Вот и теперь он верен себе:
— Хабур — вот то, что нам нужно! Там сотни теплей. — И бодро добавляет:
— А если мы не найдем, что нам нужно, на Хабуре, то двинемся на Джаг-Джаг!
Впервые услышав от него это экзотическое название, я опросила:
— А что такое Джаг-Джаг? Неужели я никогда не слышала этого названия? Впрочем, многие не слышали, снисходительно добавляет Макс.
Я честно признаю свое невежество и добавляю, что и о существовании реки Хабур узнала только от него.
— А разве ты не знаешь, что Телль-Халаф стоит на реке Хабур? — изумленно спрашивает он.
Произнося «Телль-Халаф», Макс благоговейно понижает голос. Я качаю головой и сознаюсь, что если бы не вышла за него замуж, то не имела бы никакого представления о знаменитом Телль-Халафе!

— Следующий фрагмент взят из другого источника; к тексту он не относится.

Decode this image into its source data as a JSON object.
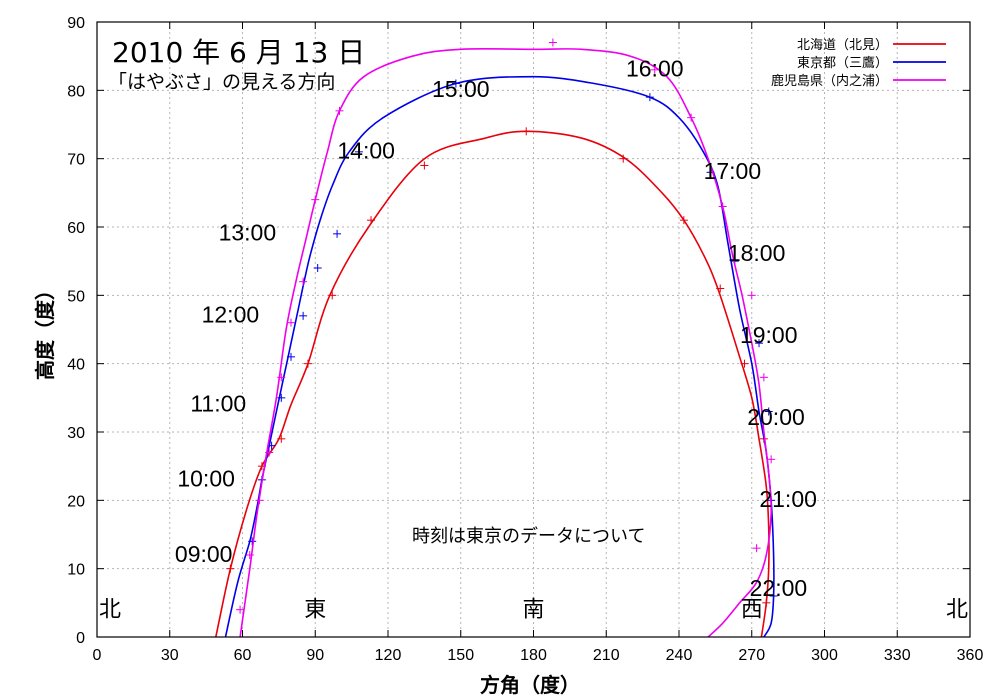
{
  "chart_data": {
    "type": "line",
    "title": "2010 年 6 月 13 日",
    "subtitle": "「はやぶさ」の見える方向",
    "xlabel": "方角（度）",
    "ylabel": "高度（度）",
    "xlim": [
      0,
      360
    ],
    "ylim": [
      0,
      90
    ],
    "x_ticks": [
      "0",
      "30",
      "60",
      "90",
      "120",
      "150",
      "180",
      "210",
      "240",
      "270",
      "300",
      "330",
      "360"
    ],
    "y_ticks": [
      "0",
      "10",
      "20",
      "30",
      "40",
      "50",
      "60",
      "70",
      "80",
      "90"
    ],
    "grid": true,
    "legend_position": "top-right",
    "directions": [
      {
        "label": "北",
        "azimuth": 0
      },
      {
        "label": "東",
        "azimuth": 90
      },
      {
        "label": "南",
        "azimuth": 180
      },
      {
        "label": "西",
        "azimuth": 270
      },
      {
        "label": "北",
        "azimuth": 360
      }
    ],
    "note": "時刻は東京のデータについて",
    "time_labels": [
      {
        "text": "09:00",
        "x": 44,
        "y": 11
      },
      {
        "text": "10:00",
        "x": 45,
        "y": 22
      },
      {
        "text": "11:00",
        "x": 50,
        "y": 33
      },
      {
        "text": "12:00",
        "x": 55,
        "y": 46
      },
      {
        "text": "13:00",
        "x": 62,
        "y": 58
      },
      {
        "text": "14:00",
        "x": 111,
        "y": 70
      },
      {
        "text": "15:00",
        "x": 150,
        "y": 79
      },
      {
        "text": "16:00",
        "x": 230,
        "y": 82
      },
      {
        "text": "17:00",
        "x": 262,
        "y": 67
      },
      {
        "text": "18:00",
        "x": 272,
        "y": 55
      },
      {
        "text": "19:00",
        "x": 277,
        "y": 43
      },
      {
        "text": "20:00",
        "x": 280,
        "y": 31
      },
      {
        "text": "21:00",
        "x": 285,
        "y": 19
      },
      {
        "text": "22:00",
        "x": 281,
        "y": 6
      }
    ],
    "series": [
      {
        "name": "北海道（北見）",
        "color": "#e8000b",
        "points": [
          [
            49,
            0
          ],
          [
            55,
            10
          ],
          [
            62,
            19
          ],
          [
            68,
            25
          ],
          [
            75,
            29
          ],
          [
            80,
            34
          ],
          [
            87,
            40
          ],
          [
            96,
            50
          ],
          [
            112,
            60
          ],
          [
            135,
            70
          ],
          [
            160,
            73
          ],
          [
            177,
            74
          ],
          [
            200,
            73
          ],
          [
            218,
            70
          ],
          [
            233,
            65
          ],
          [
            242,
            61
          ],
          [
            250,
            56
          ],
          [
            256,
            51
          ],
          [
            265,
            41
          ],
          [
            270,
            35
          ],
          [
            273,
            29
          ],
          [
            276,
            22
          ],
          [
            277,
            16
          ],
          [
            277,
            10
          ],
          [
            276,
            5
          ],
          [
            274,
            0
          ]
        ],
        "marks": [
          [
            55,
            10
          ],
          [
            68,
            25
          ],
          [
            76,
            29
          ],
          [
            87,
            40
          ],
          [
            97,
            50
          ],
          [
            113,
            61
          ],
          [
            135,
            69
          ],
          [
            177,
            74
          ],
          [
            217,
            70
          ],
          [
            242,
            61
          ],
          [
            257,
            51
          ],
          [
            267,
            40
          ],
          [
            275,
            29
          ],
          [
            276,
            5
          ]
        ]
      },
      {
        "name": "東京都（三鷹）",
        "color": "#0000e8",
        "points": [
          [
            53,
            0
          ],
          [
            58,
            8
          ],
          [
            63,
            14
          ],
          [
            66,
            19
          ],
          [
            68,
            23
          ],
          [
            71,
            28
          ],
          [
            74,
            33
          ],
          [
            77,
            38
          ],
          [
            80,
            43
          ],
          [
            83,
            48
          ],
          [
            86,
            53
          ],
          [
            88,
            56
          ],
          [
            92,
            61
          ],
          [
            97,
            66
          ],
          [
            104,
            71
          ],
          [
            118,
            76
          ],
          [
            148,
            81
          ],
          [
            180,
            82
          ],
          [
            205,
            81
          ],
          [
            228,
            79
          ],
          [
            240,
            76
          ],
          [
            250,
            71
          ],
          [
            256,
            66
          ],
          [
            260,
            58
          ],
          [
            265,
            48
          ],
          [
            270,
            40
          ],
          [
            273,
            33
          ],
          [
            276,
            27
          ],
          [
            278,
            20
          ],
          [
            279,
            12
          ],
          [
            279,
            6
          ],
          [
            278,
            2
          ],
          [
            275,
            0
          ]
        ],
        "marks": [
          [
            64,
            14
          ],
          [
            68,
            23
          ],
          [
            72,
            28
          ],
          [
            76,
            35
          ],
          [
            80,
            41
          ],
          [
            85,
            47
          ],
          [
            91,
            54
          ],
          [
            99,
            59
          ],
          [
            108,
            71
          ],
          [
            148,
            81
          ],
          [
            228,
            79
          ],
          [
            253,
            68
          ],
          [
            263,
            55
          ],
          [
            273,
            43
          ],
          [
            277,
            33
          ],
          [
            278,
            20
          ],
          [
            279,
            6
          ]
        ]
      },
      {
        "name": "鹿児島県（内之浦）",
        "color": "#ee00ee",
        "points": [
          [
            59,
            0
          ],
          [
            63,
            10
          ],
          [
            66,
            18
          ],
          [
            70,
            27
          ],
          [
            74,
            35
          ],
          [
            78,
            45
          ],
          [
            82,
            52
          ],
          [
            86,
            58
          ],
          [
            90,
            64
          ],
          [
            95,
            71
          ],
          [
            100,
            77
          ],
          [
            110,
            82
          ],
          [
            130,
            85
          ],
          [
            150,
            86
          ],
          [
            180,
            86
          ],
          [
            200,
            86
          ],
          [
            220,
            85
          ],
          [
            235,
            82
          ],
          [
            245,
            76
          ],
          [
            252,
            70
          ],
          [
            258,
            63
          ],
          [
            262,
            56
          ],
          [
            266,
            50
          ],
          [
            270,
            43
          ],
          [
            273,
            37
          ],
          [
            275,
            30
          ],
          [
            277,
            24
          ],
          [
            278,
            18
          ],
          [
            276,
            12
          ],
          [
            272,
            8
          ],
          [
            265,
            5
          ],
          [
            258,
            2
          ],
          [
            252,
            0
          ]
        ],
        "marks": [
          [
            59,
            4
          ],
          [
            63,
            12
          ],
          [
            67,
            20
          ],
          [
            71,
            27
          ],
          [
            76,
            38
          ],
          [
            80,
            46
          ],
          [
            85,
            52
          ],
          [
            90,
            64
          ],
          [
            100,
            77
          ],
          [
            188,
            87
          ],
          [
            230,
            83
          ],
          [
            245,
            76
          ],
          [
            258,
            63
          ],
          [
            270,
            50
          ],
          [
            275,
            38
          ],
          [
            278,
            26
          ],
          [
            272,
            13
          ]
        ]
      }
    ]
  }
}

Должна сказать, что объяснять потом знакомым, где именно мы копали, бывает очень трудно.
— В Сирии! — обычно говорю я.
— О! — восклицает, как правило, собеседник, слегка ошарашенный моим ответом, и морщит лоб. — Да, конечно, в Сирии, но где это? — Это название сразу вызывает чисто библейские аллюзии. — Это ведь где-то в Палестине, верно?
— Это рядом с Палестиной, — говорю я ободряюще. — Немного дальше, вдоль побережья.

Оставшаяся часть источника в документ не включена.